Accumulating evidence has revealed that spinal glia plays an important role in the processing of pain, particularly chronic pain. Aquaporin 4 (AQP4), the predominant water channel exists in astrocytes, has been proved to modulate astrocytic function and thus participate in many diseases of the central nervous system. However, there is still controversy over whether AQP4 is involved in pain modulation. In the present study, we investigated the effects of AQP4 on pain by examining chronic inflammatory pain, neuropathic pain, and thermal, chemical, and mechanical stimuli-induced acute pain in AQP4 knockout mice. In Complete Freund’s adjuvant-induced chronic inflammatory pain and spared nerve injury-induced neuropathic pain models, AQP4−/− mice attenuated pain-related behavioral responses compared with AQP4+/+ mice, demonstrating that AQP4 deficiency relieved chronic inflammatory pain and neuropathic pain. In the tail-flick and hot-plate tests, two acute pain models of thermal stimuli, no differences in pain-related behaviors were detected between AQP4+/+ and AQP4−/− mice. In the formalin and capsaicin tests, two models of chemical stimuli-induced acute pain, no differences in the durations of licking the injected hindpaw were found between AQP4+/+ and AQP4−/− mice.

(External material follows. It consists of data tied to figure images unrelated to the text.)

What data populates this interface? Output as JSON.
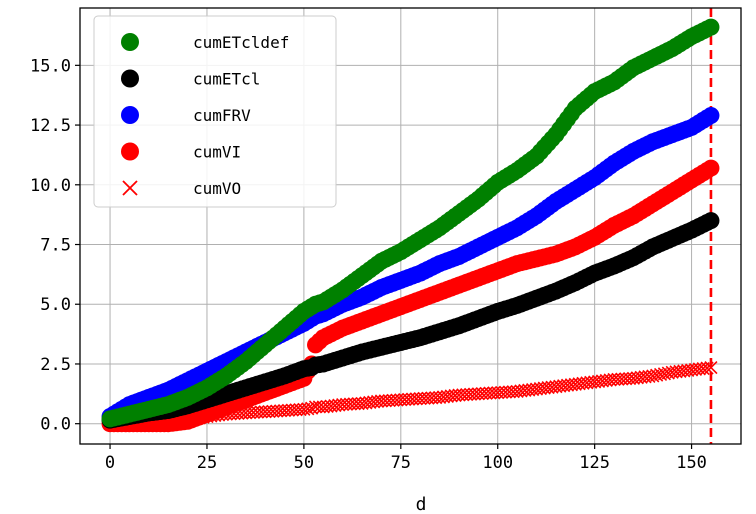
{
  "chart_data": {
    "type": "scatter",
    "title": "",
    "xlabel": "d",
    "ylabel": "",
    "xlim": [
      -7.75,
      162.75
    ],
    "ylim": [
      -0.85,
      17.4
    ],
    "xticks": [
      "0",
      "25",
      "50",
      "75",
      "100",
      "125",
      "150"
    ],
    "yticks": [
      "0.0",
      "2.5",
      "5.0",
      "7.5",
      "10.0",
      "12.5",
      "15.0"
    ],
    "grid": true,
    "legend_position": "top-left",
    "vline": {
      "x": 155,
      "color": "#ff0000",
      "style": "dashed"
    },
    "x": [
      0,
      5,
      10,
      15,
      20,
      25,
      30,
      35,
      40,
      45,
      50,
      52,
      53,
      55,
      60,
      65,
      70,
      75,
      80,
      85,
      90,
      95,
      100,
      105,
      110,
      115,
      120,
      125,
      130,
      135,
      140,
      145,
      150,
      155
    ],
    "series": [
      {
        "name": "cumETcldef",
        "color": "#008000",
        "marker": "circle",
        "values": [
          0.2,
          0.4,
          0.6,
          0.8,
          1.1,
          1.5,
          2.0,
          2.6,
          3.3,
          4.0,
          4.7,
          4.9,
          5.0,
          5.1,
          5.6,
          6.2,
          6.8,
          7.2,
          7.7,
          8.2,
          8.8,
          9.4,
          10.1,
          10.6,
          11.2,
          12.1,
          13.2,
          13.9,
          14.3,
          14.9,
          15.3,
          15.7,
          16.2,
          16.6
        ]
      },
      {
        "name": "cumETcl",
        "color": "#000000",
        "marker": "circle",
        "values": [
          0.15,
          0.3,
          0.45,
          0.55,
          0.75,
          1.0,
          1.25,
          1.5,
          1.75,
          2.0,
          2.3,
          2.35,
          2.45,
          2.5,
          2.75,
          3.0,
          3.2,
          3.4,
          3.6,
          3.85,
          4.1,
          4.4,
          4.7,
          4.95,
          5.25,
          5.55,
          5.9,
          6.3,
          6.6,
          6.95,
          7.4,
          7.75,
          8.1,
          8.5
        ]
      },
      {
        "name": "cumFRV",
        "color": "#0000ff",
        "marker": "circle",
        "values": [
          0.3,
          0.8,
          1.1,
          1.4,
          1.8,
          2.2,
          2.6,
          3.0,
          3.4,
          3.8,
          4.2,
          4.4,
          4.5,
          4.6,
          5.0,
          5.3,
          5.7,
          6.0,
          6.3,
          6.7,
          7.0,
          7.4,
          7.8,
          8.2,
          8.7,
          9.3,
          9.8,
          10.3,
          10.9,
          11.4,
          11.8,
          12.1,
          12.4,
          12.9
        ]
      },
      {
        "name": "cumVI",
        "color": "#ff0000",
        "marker": "circle",
        "values": [
          0.0,
          0.0,
          0.0,
          0.0,
          0.1,
          0.4,
          0.7,
          1.0,
          1.3,
          1.6,
          1.9,
          2.5,
          3.3,
          3.6,
          4.0,
          4.3,
          4.6,
          4.9,
          5.2,
          5.5,
          5.8,
          6.1,
          6.4,
          6.7,
          6.9,
          7.1,
          7.4,
          7.8,
          8.3,
          8.7,
          9.2,
          9.7,
          10.2,
          10.7
        ]
      },
      {
        "name": "cumVO",
        "color": "#ff0000",
        "marker": "x",
        "values": [
          0.0,
          0.0,
          0.0,
          0.05,
          0.15,
          0.3,
          0.4,
          0.45,
          0.5,
          0.55,
          0.6,
          0.65,
          0.7,
          0.7,
          0.8,
          0.85,
          0.95,
          1.0,
          1.05,
          1.1,
          1.2,
          1.25,
          1.3,
          1.35,
          1.45,
          1.55,
          1.65,
          1.75,
          1.85,
          1.9,
          2.0,
          2.15,
          2.25,
          2.35
        ]
      }
    ]
  }
}
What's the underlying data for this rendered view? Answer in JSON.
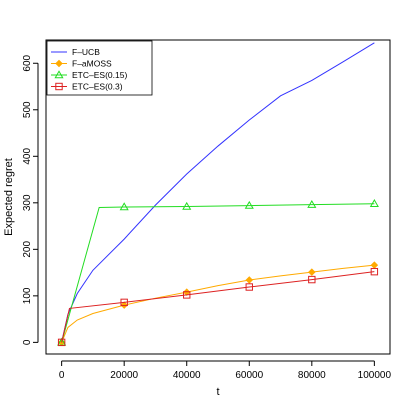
{
  "chart_data": {
    "type": "line",
    "title": "",
    "xlabel": "t",
    "ylabel": "Expected regret",
    "xlim": [
      -5000,
      105000
    ],
    "ylim": [
      -25,
      650
    ],
    "xticks": [
      0,
      20000,
      40000,
      60000,
      80000,
      100000
    ],
    "xtick_labels": [
      "0",
      "20000",
      "40000",
      "60000",
      "80000",
      "100000"
    ],
    "yticks": [
      0,
      100,
      200,
      300,
      400,
      500,
      600
    ],
    "ytick_labels": [
      "0",
      "100",
      "200",
      "300",
      "400",
      "500",
      "600"
    ],
    "grid": false,
    "legend_position": "top-left",
    "series": [
      {
        "name": "F–UCB",
        "color": "#3333ff",
        "marker": "none",
        "x": [
          0,
          2000,
          5000,
          10000,
          20000,
          30000,
          40000,
          50000,
          60000,
          70000,
          80000,
          90000,
          100000
        ],
        "y": [
          0,
          60,
          105,
          155,
          222,
          295,
          362,
          422,
          478,
          530,
          563,
          603,
          644
        ]
      },
      {
        "name": "F–aMOSS",
        "color": "#ffaa00",
        "marker": "diamond",
        "x": [
          0,
          2000,
          5000,
          10000,
          20000,
          30000,
          40000,
          50000,
          60000,
          70000,
          80000,
          90000,
          100000
        ],
        "y": [
          0,
          32,
          48,
          62,
          80,
          95,
          108,
          122,
          134,
          143,
          151,
          159,
          166
        ],
        "marker_x": [
          0,
          20000,
          40000,
          60000,
          80000,
          100000
        ]
      },
      {
        "name": "ETC–ES(0.15)",
        "color": "#22dd22",
        "marker": "triangle",
        "x": [
          0,
          12000,
          20000,
          40000,
          60000,
          80000,
          100000
        ],
        "y": [
          0,
          290,
          291,
          292,
          294,
          296,
          298
        ],
        "marker_x": [
          0,
          20000,
          40000,
          60000,
          80000,
          100000
        ]
      },
      {
        "name": "ETC–ES(0.3)",
        "color": "#dd2222",
        "marker": "square",
        "x": [
          0,
          2500,
          20000,
          40000,
          60000,
          80000,
          100000
        ],
        "y": [
          0,
          73,
          86,
          102,
          119,
          135,
          152
        ],
        "marker_x": [
          0,
          20000,
          40000,
          60000,
          80000,
          100000
        ]
      }
    ]
  }
}
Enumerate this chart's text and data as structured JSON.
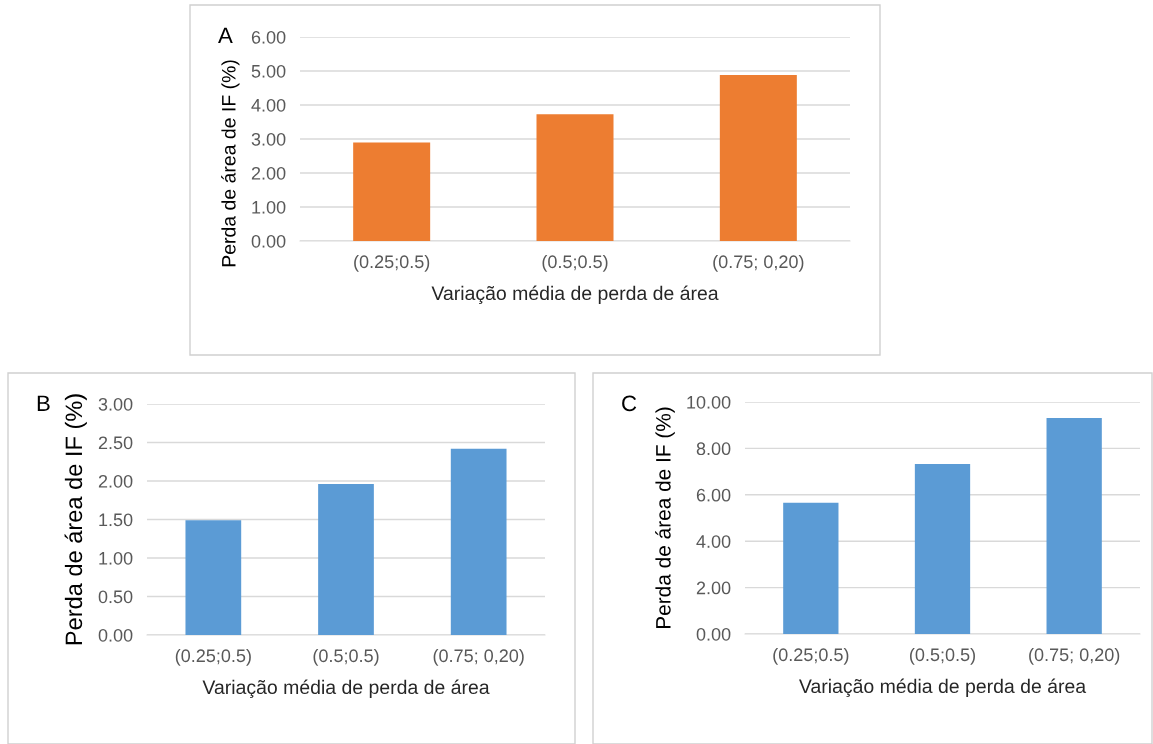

In the von Frey hair test, a model of mechanical stimuli-induced acute pain, no significant differences in withdrawal thresholds were found between these two genotypes mice as well. These results indicated that AQP4 deficiency did not affect acute pain induced by thermal, chemical, and mechanical stimuli. Taken together, our findings suggested that AQP4 contributes to chronic pain, but not acute pain.